Inside there was a beautiful rock fireplace, as well as two tiny bedrooms. It
was a perfect rental house.
I gave the owner $5,000 down for a $45,000 house that was really worth
$65,000, except that no one wanted to buy it. The owner moved out in a
week, happy to be free, and my first tenant moved in, a local college
professor. After the mortgage, expenses, and management fees were paid, I
put a little less than $40 in my pocket at the end of each month. Hardly
exciting.
A year later, the depressed Oregon real estate market had begun to pick
up. California investors, flush with money from their still booming real
estate market, were moving north and buying up Oregon and Washington. I
sold that little house for $95,000 to a young couple from California who
thought it was a bargain. My capital gains of approximately $40,000 were
placed into a 1031 tax-deferred exchange, and I went shopping for a place
to put my money.
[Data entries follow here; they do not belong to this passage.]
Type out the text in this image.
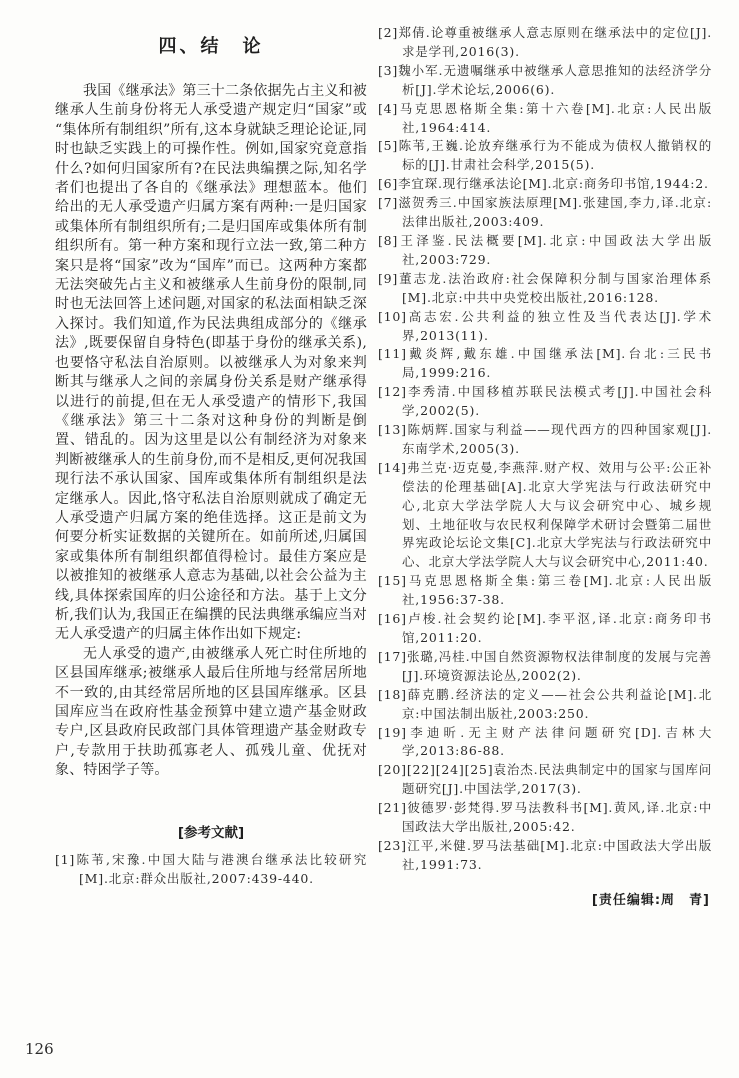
四、结　论

我国《继承法》第三十二条依据先占主义和被继承人生前身份将无人承受遗产规定归“国家”或“集体所有制组织”所有,这本身就缺乏理论论证,同时也缺乏实践上的可操作性。例如,国家究竟意指什么?如何归国家所有?在民法典编撰之际,知名学者们也提出了各自的《继承法》理想蓝本。他们给出的无人承受遗产归属方案有两种:一是归国家或集体所有制组织所有;二是归国库或集体所有制组织所有。第一种方案和现行立法一致,第二种方案只是将“国家”改为“国库”而已。这两种方案都无法突破先占主义和被继承人生前身份的限制,同时也无法回答上述问题,对国家的私法面相缺乏深入探讨。我们知道,作为民法典组成部分的《继承法》,既要保留自身特色(即基于身份的继承关系),也要恪守私法自治原则。以被继承人为对象来判断其与继承人之间的亲属身份关系是财产继承得以进行的前提,但在无人承受遗产的情形下,我国《继承法》第三十二条对这种身份的判断是倒置、错乱的。因为这里是以公有制经济为对象来判断被继承人的生前身份,而不是相反,更何况我国现行法不承认国家、国库或集体所有制组织是法定继承人。因此,恪守私法自治原则就成了确定无人承受遗产归属方案的绝佳选择。这正是前文为何要分析实证数据的关键所在。如前所述,归属国家或集体所有制组织都值得检讨。最佳方案应是以被推知的被继承人意志为基础,以社会公益为主线,具体探索国库的归公途径和方法。基于上文分析,我们认为,我国正在编撰的民法典继承编应当对无人承受遗产的归属主体作出如下规定:

无人承受的遗产,由被继承人死亡时住所地的区县国库继承;被继承人最后住所地与经常居所地不一致的,由其经常居所地的区县国库继承。区县国库应当在政府性基金预算中建立遗产基金财政专户,区县政府民政部门具体管理遗产基金财政专户,专款用于扶助孤寡老人、孤残儿童、优抚对象、特困学子等。

[参考文献]

[1]陈苇,宋豫.中国大陆与港澳台继承法比较研究[M].北京:群众出版社,2007:439-440.

[2]郑倩.论尊重被继承人意志原则在继承法中的定位[J].求是学刊,2016(3).

[3]魏小军.无遗嘱继承中被继承人意思推知的法经济学分析[J].学术论坛,2006(6).

[4]马克思恩格斯全集:第十六卷[M].北京:人民出版社,1964:414.

[5]陈苇,王巍.论放弃继承行为不能成为债权人撤销权的标的[J].甘肃社会科学,2015(5).

[6]李宜琛.现行继承法论[M].北京:商务印书馆,1944:2.

[7]滋贺秀三.中国家族法原理[M].张建国,李力,译.北京:法律出版社,2003:409.

[8]王泽鉴.民法概要[M].北京:中国政法大学出版社,2003:729.

[9]董志龙.法治政府:社会保障积分制与国家治理体系[M].北京:中共中央党校出版社,2016:128.

[10]高志宏.公共利益的独立性及当代表达[J].学术界,2013(11).

[11]戴炎辉,戴东雄.中国继承法[M].台北:三民书局,1999:216.

[12]李秀清.中国移植苏联民法模式考[J].中国社会科学,2002(5).

[13]陈炳辉.国家与利益——现代西方的四种国家观[J].东南学术,2005(3).

[14]弗兰克·迈克曼,李燕萍.财产权、效用与公平:公正补偿法的伦理基础[A].北京大学宪法与行政法研究中心,北京大学法学院人大与议会研究中心、城乡规划、土地征收与农民权利保障学术研讨会暨第二届世界宪政论坛论文集[C].北京大学宪法与行政法研究中心、北京大学法学院人大与议会研究中心,2011:40.

[15]马克思恩格斯全集:第三卷[M].北京:人民出版社,1956:37-38.

[16]卢梭.社会契约论[M].李平沤,译.北京:商务印书馆,2011:20.

[17]张璐,冯桂.中国自然资源物权法律制度的发展与完善[J].环境资源法论丛,2002(2).

[18]薛克鹏.经济法的定义——社会公共利益论[M].北京:中国法制出版社,2003:250.

[19]李迪昕.无主财产法律问题研究[D].吉林大学,2013:86-88.

[20][22][24][25]袁治杰.民法典制定中的国家与国库问题研究[J].中国法学,2017(3).

[21]彼德罗·彭梵得.罗马法教科书[M].黄风,译.北京:中国政法大学出版社,2005:42.

[23]江平,米健.罗马法基础[M].北京:中国政法大学出版社,1991:73.

[责任编辑:周　青]

126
In about a month, I found a 12-unit apartment house right
next to the Intel plant in Beaverton, Oregon. The owners lived in Germany,
had no idea what the place was worth, and again, just wanted to get out of
it. I offered $275,000 for a $450,000 building. They agreed to $300,000. I
bought it and held it for two years. Utilizing the same 1031-exchange
process, we sold the building for $495,000 and bought a 30-unit apartment
building in Phoenix, Arizona. We had moved to Phoenix by then to get out
of the rain, and needed to sell anyway. Like the former Oregon market, the
real estate market in Phoenix was depressed. The price of the 30-unit
apartment building in Phoenix was $875,000, with $225,000 down. The
cash flow from the 30 units was a little over $5,000 a month.